The Nintendo Switch 2 should see huge unit sales in the years to come, as its predecessor sold 150 million total units over its life. This new version has better online playing capabilities and third-party game support. Its stronger hardware specifications also make it a superior gaming experience, if reviews are any indication. Plus, it sells at a higher price of $500 vs. $300 for the original Nintendo Switch, which will support more revenue growth for the company.

Nintendo's true profit generator is not gaming hardware, but its blockbuster games like Mario Kart. In conjunction with the Switch 2 release, Nintendo released a new Mario Kart title that it bundles with hardware sales. Mario Kart is the best-selling franchise from Nintendo, and No. 2 is the Animal Crossing franchise. According to a recent social media post from Nintendo, it looks like the company is hinting at an upcoming release from Animal Crossing, which combined with Mario Kart should drive huge sales growth for games purchases on the Nintendo Switch 2 over the next five years.

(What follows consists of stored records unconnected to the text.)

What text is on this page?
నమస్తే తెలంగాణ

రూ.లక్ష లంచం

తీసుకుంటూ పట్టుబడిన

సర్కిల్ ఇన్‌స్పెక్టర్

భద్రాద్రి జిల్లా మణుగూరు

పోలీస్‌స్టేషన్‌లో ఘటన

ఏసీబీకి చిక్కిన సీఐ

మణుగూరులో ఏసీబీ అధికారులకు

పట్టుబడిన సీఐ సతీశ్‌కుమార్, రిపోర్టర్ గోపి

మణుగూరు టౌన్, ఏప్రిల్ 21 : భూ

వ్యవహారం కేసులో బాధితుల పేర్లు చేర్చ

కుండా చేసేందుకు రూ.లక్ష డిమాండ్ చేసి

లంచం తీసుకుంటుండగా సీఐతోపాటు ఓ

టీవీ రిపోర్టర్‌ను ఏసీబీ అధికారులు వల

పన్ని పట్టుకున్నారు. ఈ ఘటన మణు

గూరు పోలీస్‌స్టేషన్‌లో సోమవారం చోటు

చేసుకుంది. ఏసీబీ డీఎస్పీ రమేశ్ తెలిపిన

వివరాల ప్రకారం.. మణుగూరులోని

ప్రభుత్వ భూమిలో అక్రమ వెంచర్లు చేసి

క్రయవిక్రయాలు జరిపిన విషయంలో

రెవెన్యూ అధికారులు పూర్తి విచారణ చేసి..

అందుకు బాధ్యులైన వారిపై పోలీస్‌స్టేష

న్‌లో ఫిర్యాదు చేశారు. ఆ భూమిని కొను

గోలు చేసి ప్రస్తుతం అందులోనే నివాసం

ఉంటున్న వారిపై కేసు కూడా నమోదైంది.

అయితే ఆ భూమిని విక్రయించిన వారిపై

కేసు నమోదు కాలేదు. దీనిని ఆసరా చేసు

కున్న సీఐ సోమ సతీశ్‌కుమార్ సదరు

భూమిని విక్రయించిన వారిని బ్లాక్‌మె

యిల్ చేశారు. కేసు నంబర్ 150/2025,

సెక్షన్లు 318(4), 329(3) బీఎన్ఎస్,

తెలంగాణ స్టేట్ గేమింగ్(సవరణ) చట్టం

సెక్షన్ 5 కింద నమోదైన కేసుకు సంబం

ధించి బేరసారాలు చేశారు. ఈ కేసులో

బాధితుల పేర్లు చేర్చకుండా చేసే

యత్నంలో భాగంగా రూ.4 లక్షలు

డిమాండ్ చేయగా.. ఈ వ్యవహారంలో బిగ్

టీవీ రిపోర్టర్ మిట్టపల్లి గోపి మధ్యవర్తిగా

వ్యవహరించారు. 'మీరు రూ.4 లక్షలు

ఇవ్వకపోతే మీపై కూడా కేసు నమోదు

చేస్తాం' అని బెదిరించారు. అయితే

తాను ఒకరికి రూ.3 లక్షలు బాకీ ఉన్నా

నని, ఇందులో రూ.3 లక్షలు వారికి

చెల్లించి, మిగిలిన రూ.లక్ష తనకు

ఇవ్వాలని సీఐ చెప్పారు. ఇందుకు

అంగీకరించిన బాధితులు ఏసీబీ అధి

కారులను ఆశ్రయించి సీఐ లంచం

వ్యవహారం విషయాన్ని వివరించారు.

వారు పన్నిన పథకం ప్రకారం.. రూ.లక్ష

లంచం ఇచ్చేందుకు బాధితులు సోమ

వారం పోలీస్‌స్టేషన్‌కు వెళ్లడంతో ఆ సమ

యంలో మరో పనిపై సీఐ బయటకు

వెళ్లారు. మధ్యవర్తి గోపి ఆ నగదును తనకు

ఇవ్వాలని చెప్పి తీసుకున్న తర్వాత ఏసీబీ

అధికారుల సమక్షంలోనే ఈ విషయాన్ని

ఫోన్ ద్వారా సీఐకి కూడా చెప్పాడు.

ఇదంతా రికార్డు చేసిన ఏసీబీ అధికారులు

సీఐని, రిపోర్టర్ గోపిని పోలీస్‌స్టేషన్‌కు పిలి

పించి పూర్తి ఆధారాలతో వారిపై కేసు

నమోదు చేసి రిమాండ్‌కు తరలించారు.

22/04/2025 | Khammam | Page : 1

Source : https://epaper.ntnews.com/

Revenue for Nintendo peaked at just over $16 billion when the original Switch was coming into mass popularity during the COVID-19 pandemic. The Nintendo Switch 2 sells for more than the original Switch, while games such as Mario Kart World now have higher price points compared to previous versions.

Total unit sales for the Nintendo Switch 2 are outpacing the early figures for the original Switch as well. Higher price points and more unit volume mean Nintendo should shortly surpass $20 billion in annual revenue within the next few years, especially once we lap the December holiday season.

Even though Nintendo's stock price has risen, investors are still underrating the potential of the Switch 2 console. Buy Nintendo and hold on tight for the long term -- this is a fantastic business to own today.